The story ends happily. A kind Samaritan had discovered the bag and turned it into customer service. I was home in under ten minutes, the store being on the horizon from our dining room window. So why did the episode make me fume?
It’s the management of stuff that I find to be one of the most exhausting trials of daily life. I am sentimental for the days when everything I owned fit in the back of my 1973 Volkswagen Beetle. But, to be completely fair, when stuff works, when it accommodates easily my activities, it’s, well, it’s like when words work. When words work, you’re less apt to notice them, wrapped up instead in the meaning they’re putting forth. Stuff is the same way—if the small, nonstick frying pan for my daughter’s egg with cheese is clean and put away where I expect it to be, making one of her go-to breakfasts on the fly on a weekday morning, provided there are eggs on the left side of the second shelf in the fridge and a slice of sharp cheddar in the cheese drawer, is a snap. Two spatulas in the cooking utensils drawer directly to the right of the cooktop mean that if one is in the dishwasher, the second is at the ready. I am grateful for such abundance.
And using and washing and putting away these things can be an act of meditation, a straightening up and maintaining of this tiny spot in the world that feels orderly and makes sense. So it is by my own inaction, when I neglect to prep for the next time or when I don’t put away the laundry or when I skip backing up my computer, updating the software and understanding what that means, or when I’m in such a hurry that I leave one bag of groceries in the bottom of the cart, when the stuff closes in, it takes on an importance I don’t want to give it.

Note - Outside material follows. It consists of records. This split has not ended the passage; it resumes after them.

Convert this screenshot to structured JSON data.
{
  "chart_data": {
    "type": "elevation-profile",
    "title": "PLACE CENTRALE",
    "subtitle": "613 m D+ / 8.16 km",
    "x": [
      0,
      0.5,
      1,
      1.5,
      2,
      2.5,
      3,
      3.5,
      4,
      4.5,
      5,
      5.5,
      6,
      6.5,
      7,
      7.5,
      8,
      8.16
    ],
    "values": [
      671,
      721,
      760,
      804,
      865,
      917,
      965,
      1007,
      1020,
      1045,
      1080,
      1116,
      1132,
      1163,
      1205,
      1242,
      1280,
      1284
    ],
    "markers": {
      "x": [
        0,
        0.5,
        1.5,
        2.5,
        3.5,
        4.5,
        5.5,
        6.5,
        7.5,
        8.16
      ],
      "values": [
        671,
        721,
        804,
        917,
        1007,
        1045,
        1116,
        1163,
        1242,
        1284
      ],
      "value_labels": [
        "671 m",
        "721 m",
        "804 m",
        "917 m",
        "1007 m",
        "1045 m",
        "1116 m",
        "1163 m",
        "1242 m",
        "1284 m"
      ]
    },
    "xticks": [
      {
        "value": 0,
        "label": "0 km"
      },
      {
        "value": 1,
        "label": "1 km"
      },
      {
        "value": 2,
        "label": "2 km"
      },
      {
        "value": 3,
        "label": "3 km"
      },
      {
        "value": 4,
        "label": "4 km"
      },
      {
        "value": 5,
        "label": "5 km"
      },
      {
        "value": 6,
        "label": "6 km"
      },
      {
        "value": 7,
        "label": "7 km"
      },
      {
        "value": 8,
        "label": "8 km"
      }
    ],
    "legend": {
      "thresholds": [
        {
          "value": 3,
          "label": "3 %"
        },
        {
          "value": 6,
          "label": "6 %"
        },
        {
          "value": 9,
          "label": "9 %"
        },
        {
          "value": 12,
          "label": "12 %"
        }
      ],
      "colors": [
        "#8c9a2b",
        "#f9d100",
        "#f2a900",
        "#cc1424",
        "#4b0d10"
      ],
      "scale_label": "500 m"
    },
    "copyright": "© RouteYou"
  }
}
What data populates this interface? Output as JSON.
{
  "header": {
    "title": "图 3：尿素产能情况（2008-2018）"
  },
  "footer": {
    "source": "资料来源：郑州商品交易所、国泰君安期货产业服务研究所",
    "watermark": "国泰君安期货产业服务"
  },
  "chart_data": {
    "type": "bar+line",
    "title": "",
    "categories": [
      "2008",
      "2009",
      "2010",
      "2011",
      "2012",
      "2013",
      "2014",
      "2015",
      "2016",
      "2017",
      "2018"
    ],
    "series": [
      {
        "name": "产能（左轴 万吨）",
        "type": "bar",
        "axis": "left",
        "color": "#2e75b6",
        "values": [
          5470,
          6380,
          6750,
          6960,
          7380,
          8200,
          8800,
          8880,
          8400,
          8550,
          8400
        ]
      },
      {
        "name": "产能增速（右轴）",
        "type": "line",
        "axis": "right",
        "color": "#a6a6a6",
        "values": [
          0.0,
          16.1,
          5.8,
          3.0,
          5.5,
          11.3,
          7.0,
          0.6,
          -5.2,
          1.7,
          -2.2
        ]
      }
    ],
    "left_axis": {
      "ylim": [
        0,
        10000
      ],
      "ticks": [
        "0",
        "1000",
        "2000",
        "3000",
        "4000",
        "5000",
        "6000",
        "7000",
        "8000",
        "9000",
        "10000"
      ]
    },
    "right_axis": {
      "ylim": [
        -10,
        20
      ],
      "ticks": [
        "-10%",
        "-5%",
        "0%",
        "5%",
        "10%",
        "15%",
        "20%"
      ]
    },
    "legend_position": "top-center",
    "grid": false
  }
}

It would seem, then, that stuff too requires a practice. It is the practice that seeks to stem the ebb and flow of stuff, to keep close and cared for all that is necessary and to reduce, reuse, and recycle, to borrow the parlance of the day, all that is no longer useful. And there’s more, of course, as we cull our belongings, for we, too, will participate in the neighborhood yard sale on Saturday morning. It’s important for me to remember not to bring anything into the house in the first place if it isn’t utterly useful or delightful. Or maybe I should use the tiny cargo space in my car as a measure of what I may bring home, harkening back to my VW days. Then again, last December I put the top down on a rare forty-degree day and got the Christmas tree home in that car!